Commented by カレーパンマン at 2012-08-25 08:50 x
家が建ってしまった後からでも床下の通風を改善できる方法があるのでしょうかね?我が家の1階はなんとなく湿っぽいのでちょっと心配です。

Commented by small_space at 2012-08-25 19:05
カレーパンマンさん、こんにちは(笑)
本文中に(対策はあります)とサラっと書いてしまいましたが、その家の状況によって、とか費用対効果の問題でどの辺りで折り合いをつけるか、とかでなかなかこれがいいですよ!というのは難しいんです。。
できれば床下に防湿シートを敷き詰める+換気扇の設置が望ましいと私は思いますが、経験と知識が豊富なところで工事してもらわないと、効果が期待できないと思います。換気口のついている位置や数などに応じて効率よく空気を動かすとか、換気量が適量かとか・・・
ちなみに調湿材(炭など)の施工しやすい大きさの袋状のものを床下に置いていくという方法もありますが、飽和状態になればそれ以上の吸湿は難しいので、調湿材のみでは効果が期待できないと思います。
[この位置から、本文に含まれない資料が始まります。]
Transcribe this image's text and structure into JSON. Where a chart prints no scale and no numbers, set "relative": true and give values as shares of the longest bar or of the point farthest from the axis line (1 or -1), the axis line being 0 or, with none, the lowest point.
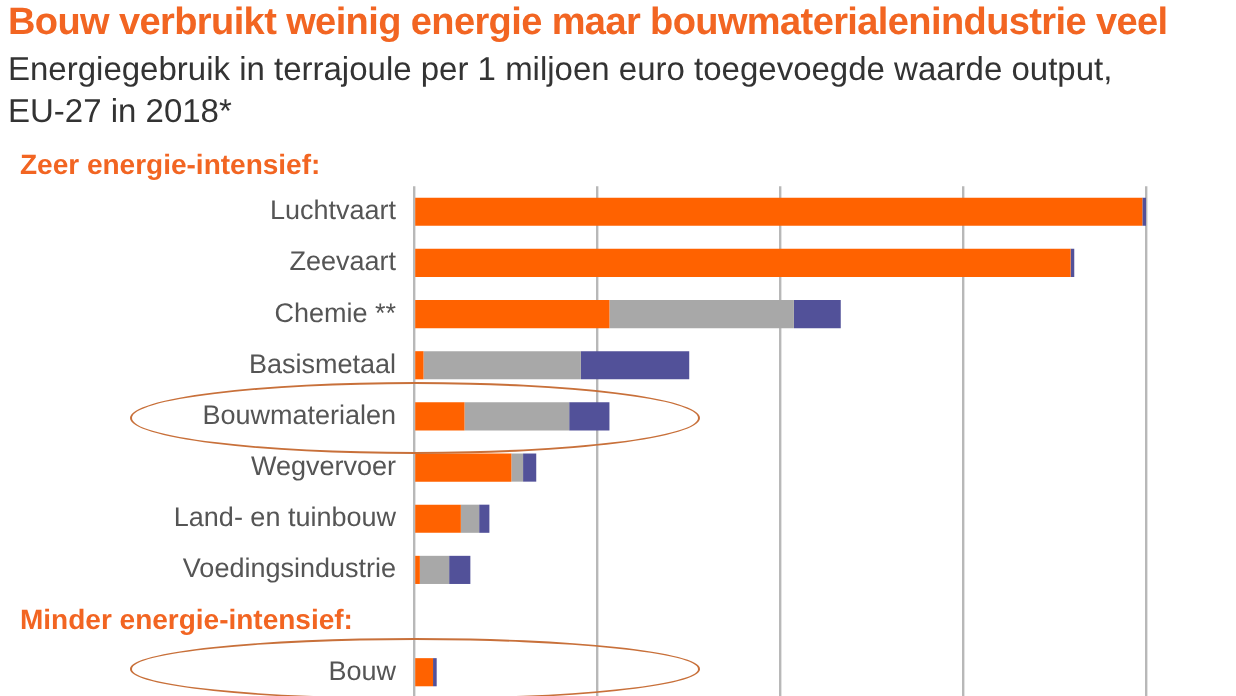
{
  "chart_data": {
    "type": "bar",
    "orientation": "horizontal",
    "stacked": true,
    "relative": true,
    "title": "Bouw verbruikt weinig energie maar bouwmaterialenindustrie veel",
    "subtitle": "Energiegebruik in terrajoule per 1 miljoen euro toegevoegde waarde output, EU-27 in 2018*",
    "annotations": [
      "Zeer energie-intensief:",
      "Minder energie-intensief:"
    ],
    "categories": [
      "Luchtvaart",
      "Zeevaart",
      "Chemie **",
      "Basismetaal",
      "Bouwmaterialen",
      "Wegvervoer",
      "Land- en tuinbouw",
      "Voedingsindustrie",
      null,
      "Bouw"
    ],
    "series": [
      {
        "color": "#ff6200",
        "values": [
          0.995,
          0.897,
          0.267,
          0.013,
          0.069,
          0.133,
          0.064,
          0.008,
          null,
          0.026
        ]
      },
      {
        "color": "#a8a8a8",
        "values": [
          0,
          0,
          0.252,
          0.215,
          0.143,
          0.016,
          0.025,
          0.04,
          null,
          0
        ]
      },
      {
        "color": "#525199",
        "values": [
          0.005,
          0.005,
          0.064,
          0.148,
          0.055,
          0.018,
          0.014,
          0.029,
          null,
          0.005
        ]
      }
    ],
    "grid": "x",
    "legend": false,
    "tick_labels": "y"
  }
}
今回見た解体現場からも大量の炭袋が運び出されていました。

Commented by カレーパンマン at 2012-08-29 00:09 x
色々と教えていただきありがとうございます。
でもやっぱり、最初(建てる時)が大切って感じですね。^^;
Commented by small_space at 2012-08-29 10:25
個別にきちんと検討すれば対処はできると思います!
〇ャムおじさんにも相談してみましょう。メロンパンナより。。。